DigitalBridge was assembled with that vision in mind, Day explains. "They're going to have all these different swim lanes and buy these different companies," he says. "They're going to operate independently, but they're all one family of companies, and there's a lot of synergies between them." DigitalBridge offers investors the ability to gain exposure across the entire digital infrastructure ecosystem. Day expects more investors to consider DigitalBridge as it becomes clear that the transformation is complete.
Rebuilding Trust
As a result of the extensive turnaround efforts, Ganzi says DigitalBridge has now reestablished trust with investors. "The only way you rebuild trust is you look people in the eye, tell them what you're going to do, and outperform that," Ganzi says. "We beat every key milestone and metric that we put in front of our shareholders."
Day describes 2021 as a "transformational year" for the company. "You can't say enough about the job that Ganzi and his team have done," he says, as the new CEO "has met every one of the targets he set."
Ganzi is also changing the company's culture with new company governance and a new senior leadership team. The company previously had no ESG policy and has now implemented forward-leaning ESG policies that tackle climate change. Ganzi also established new diversity, equity, and inclusion (DEI) initiatives. All of this is a proclamation, Ganzi says, that the company's transformation is complete.

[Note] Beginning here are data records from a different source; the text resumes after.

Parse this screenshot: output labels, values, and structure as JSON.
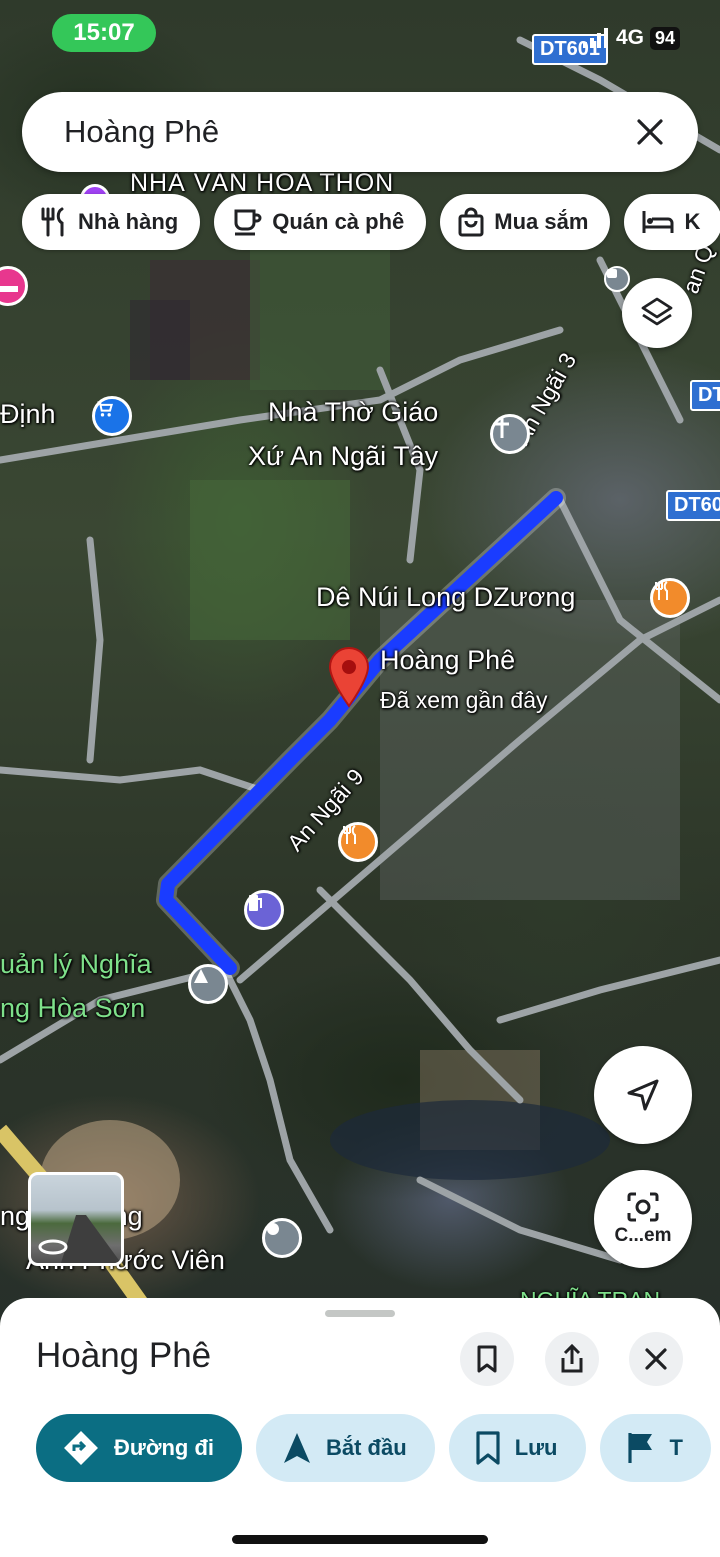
{
  "status": {
    "time": "15:07",
    "network": "4G",
    "battery": "94"
  },
  "search": {
    "query": "Hoàng Phê",
    "close_icon": "close-icon"
  },
  "chips": [
    {
      "label": "Nhà hàng",
      "icon": "restaurant-icon"
    },
    {
      "label": "Quán cà phê",
      "icon": "coffee-icon"
    },
    {
      "label": "Mua sắm",
      "icon": "shopping-bag-icon"
    },
    {
      "label": "K",
      "icon": "hotel-icon"
    }
  ],
  "map": {
    "labels": {
      "village_hall": "NHÀ VĂN HÓA THÔN",
      "dinh": "Định",
      "church_1": "Nhà Thờ Giáo",
      "church_2": "Xứ An Ngãi Tây",
      "road_an_ngai_3": "An Ngãi 3",
      "road_an_ngai_9": "An Ngãi 9",
      "de_nui": "Dê Núi Long DZương",
      "pin_name": "Hoàng Phê",
      "pin_sub": "Đã xem gần đây",
      "cemetery_1": "uản lý Nghĩa",
      "cemetery_2": "ng Hòa Sơn",
      "cremation_1": "ng  hỏa táng",
      "cremation_2": "Ánh Phước Viên",
      "nghia_trang": "NGHĨA TRAN",
      "road_right": "an Q"
    },
    "road_signs": [
      "DT601",
      "DT6",
      "DT60"
    ]
  },
  "camera_button": {
    "label": "C...em"
  },
  "sheet": {
    "title": "Hoàng Phê",
    "actions": [
      {
        "label": "Đường đi",
        "icon": "directions-icon"
      },
      {
        "label": "Bắt đầu",
        "icon": "navigation-arrow-icon"
      },
      {
        "label": "Lưu",
        "icon": "bookmark-icon"
      },
      {
        "label": "T",
        "icon": "flag-icon"
      }
    ]
  },
  "colors": {
    "route": "#1a3cff",
    "pin": "#ea4335",
    "primary_action": "#0b6e83",
    "chip_bg": "#ffffff"
  }
}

"We want the investor community to know that we've arrived, and it wasn't easy, but we're happy to be on the other side," he says. "It's now a clean story. Investors appreciate clean, easy stories to digest."
And now that the foundational work is done, it's time to play offense. "We showed we can fix the business, the next stage is acceleration," Ganzi says.
Ganzi describes the REIT as "incredibly well-positioned," with a "clean balance sheet" and almost $2 billion in cash. "We're widely known as one of the most sophisticated investors in the digital infrastructure space. We think we can buy a lot of great digital real estate and continue to build out our digital operating model and the assets we own on the balance sheet," he adds.